O balde abstrato da “violência”

É verdade que a ocorrência de casos comoventes como o do menino Eduardo obriga os jornais a ir além da simples cobertura fria. Aí vale a criatividade do jornalista, mas dentro de limites muito bem estabelecidos. Numa matéria intitulada “Inocente no alvo”, sob a retranca “Infância interrompida”, o Globo de segunda-feira, 6 de abril, tenta inserir a tragédia do Alemão numa realidade mais ampla. A pauta é o somatório de crianças mortas por policias no Rio, com números que são entremeados por falas críticas a uma cultura da violência que naturaliza o assassinato dessas crianças pelo Estado. Pode parecer bom, diante de tudo que havia até então. Mas, novamente, nenhuma palavra coloca em discussão (não digo nem sob crítica, mas apenas em debate) a política de pacificação. As mortes de crianças abordadas na matéria se fragmentam em ações diversas, que demonstram a brutalidade da polícia do Rio nas suas diferentes manifestações. Parece uma denúncia, mas não é: trata-se, no máximo, de um espasmo de desabafo, uma satisfação diante da tragédia evidente, que não faz nada além de abrir uma brecha para reafirmar o que todo mundo já sabe. A questão é o que ninguém sabe por que os jornais não mostram e não perguntam: como anda a vida nas favelas do Rio de Janeiro que foram “pacificadas”?

Muitos Eduardos morreram e muitos outros ainda morrerão: mas, para a grande imprensa, essa resposta está dada desde 2008 e se a realidade não condiz com a imagem que os jornais construíram para essas comunidades, pior para a realidade. Prova maior dessa omissão cega é que, virando a página do mesmo Globo de segunda, encontra-se a notícia que foi anunciada aos quatro cantos depois da tragédia: “Pezão confirma que Complexo do Alemão será reocupado pela PM”. Sim, é isso mesmo: um menino é assassinado, a mãe garante que o culpado é um policial e que no momento da morte não havia sequer tiroteio na favela, as pessoas vão para as ruas denunciar a violência do Estado que tem tirado a vida dos seus filhos e pedir paz em comunidades que se acreditava estarem “pacificadas” e a resposta do governo é colocar mais policiais, aumentar as tropas, intensificar o controle militarizado. Qualquer criança em fase de alfabetização estranharia o nexo entre o problema real e a solução apresentada, mas os jornalistas, mediocrizados pelas suas certezas de classe média ilustrada e acomodados no trabalho fácil de ocupar páginas e tempo dos jornais com notas oficiais da Polícia Militar e do governo estadual, não estranham, não questionam, não perguntam mais “por quê?”.
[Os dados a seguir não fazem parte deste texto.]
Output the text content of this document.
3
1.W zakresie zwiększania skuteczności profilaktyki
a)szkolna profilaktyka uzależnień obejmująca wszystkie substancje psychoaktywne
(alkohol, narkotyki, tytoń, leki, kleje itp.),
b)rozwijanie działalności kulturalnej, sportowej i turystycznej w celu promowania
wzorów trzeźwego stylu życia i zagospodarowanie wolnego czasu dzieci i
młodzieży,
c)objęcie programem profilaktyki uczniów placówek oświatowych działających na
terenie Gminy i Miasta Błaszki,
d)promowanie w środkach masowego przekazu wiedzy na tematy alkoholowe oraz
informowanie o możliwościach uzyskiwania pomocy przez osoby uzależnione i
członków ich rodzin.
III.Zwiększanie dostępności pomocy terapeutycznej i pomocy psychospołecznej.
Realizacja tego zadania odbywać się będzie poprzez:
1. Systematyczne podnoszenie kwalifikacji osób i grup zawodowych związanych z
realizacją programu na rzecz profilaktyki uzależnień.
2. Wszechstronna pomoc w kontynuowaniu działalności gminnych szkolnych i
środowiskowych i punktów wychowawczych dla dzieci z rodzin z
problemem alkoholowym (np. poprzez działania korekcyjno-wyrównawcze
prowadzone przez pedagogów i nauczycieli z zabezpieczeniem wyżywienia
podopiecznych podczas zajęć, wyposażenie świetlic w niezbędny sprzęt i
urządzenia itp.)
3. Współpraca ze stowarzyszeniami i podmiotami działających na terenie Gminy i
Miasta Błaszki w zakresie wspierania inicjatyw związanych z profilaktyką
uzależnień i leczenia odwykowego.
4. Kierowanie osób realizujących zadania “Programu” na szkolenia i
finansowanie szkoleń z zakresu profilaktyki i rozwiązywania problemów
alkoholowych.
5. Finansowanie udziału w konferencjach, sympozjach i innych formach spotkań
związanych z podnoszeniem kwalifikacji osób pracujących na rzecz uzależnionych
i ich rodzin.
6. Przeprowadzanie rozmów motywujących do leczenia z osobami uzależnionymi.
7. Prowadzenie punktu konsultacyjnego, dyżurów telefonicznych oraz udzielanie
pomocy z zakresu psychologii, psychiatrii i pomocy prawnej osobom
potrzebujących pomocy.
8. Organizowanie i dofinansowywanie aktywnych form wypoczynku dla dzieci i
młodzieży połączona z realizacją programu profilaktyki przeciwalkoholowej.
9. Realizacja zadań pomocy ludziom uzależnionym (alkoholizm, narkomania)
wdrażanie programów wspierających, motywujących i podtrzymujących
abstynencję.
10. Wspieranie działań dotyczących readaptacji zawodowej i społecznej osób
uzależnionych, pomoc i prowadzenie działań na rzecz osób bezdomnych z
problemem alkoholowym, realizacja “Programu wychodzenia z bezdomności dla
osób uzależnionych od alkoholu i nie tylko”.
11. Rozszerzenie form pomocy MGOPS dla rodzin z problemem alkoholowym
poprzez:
No Globo de domingo, a manifestação que aconteceu no Alemão depois da morte do menino ocupou uma tira equivalente a aproximadamente um quarto de página, em que a única fala é da mãe do menino morto, chamando a polícia de “assassina”. Parece alguma coisa, mas é muito pouco, novo espasmo sem conteúdo. Tanto que, logo abaixo, está outra matéria sobre a prisão do acusado de ter matado uma mulher num bairro da zona norte do Rio, dias antes. O acusado da primeira matéria é um policial, oficialmente armado e que age em nome da lei; o acusado da segunda é um ladrão, envolvido numa tentativa de assalto que terminou em morte. Não faz sentido nenhum disputar de quem é a dor maior pela perda de um ente querido. Mas a diferença de relevância social dos dois episódios é objetiva o suficiente e estabelecer essa distinção é tarefa de jornais e jornalistas que dizem trabalhar pelo interesse público. Mas é clara a decisão dos principais jornais, especialmente do Grupo Globo, de tratar policiais “despreparados” que cometem “erros” ou “excessos” como casos isolados de “desvio”. E, num caso como esse, para que não se chegue ao fundo do problema, vale até sugerir a semelhança com um crime comum, tudo jogado junto, no mesmo balde abstrato da “violência” que assola a cidade.

A culpa é do cachorro?

Não há dúvida de que a grande imprensa sempre defendeu interesses particulares de classe, mas a capacidade de passar por cima das contradições tem chegado a níveis inimagináveis. Na TV, dessa vez, não teve nem aquela maquiagenzinha que os jornalistas bem orientados sabem fazer nos momentos em que o rei aparentemente fica nu. O caso era muito trágico, muito claro, muito gritante: não havia espaço para relativizações, disfarces ou meias palavras. Por isso, o Jornal Nacional conseguiu a proeza de fazer uma reportagem sobre a manifestação em repúdio ao assassinato do menino sem ouvir os moradores que estavam no ato, sem procurar os movimentos sociais locais, sem entrevistar os organizadores. Mas nem esse descaso foi suficiente. No final das imagens do ato, a reportagem que tinha tapado os ouvidos para qualquer coisa que fosse além da dor “pessoal” por um “fato isolado” entrevistou um responsável pela UPP, que se declarou a favor de manifestações pacíficas (quem não é?), mas aproveitou a oportunidade para sugerir (ele ou a Globo?) que as pessoas protestassem contra o tráfico e não só contra a polícia. Desloca-se, portanto, a questão: o problema não é que a polícia mate em vez de proteger (que o homem morda o cachorro), as pessoas deveriam se indignar contra os cães que insistem em continuar rosnando. Como cachorro bravo produz medo em todo mundo, esse discurso medíocre cai como uma luva no senso comum.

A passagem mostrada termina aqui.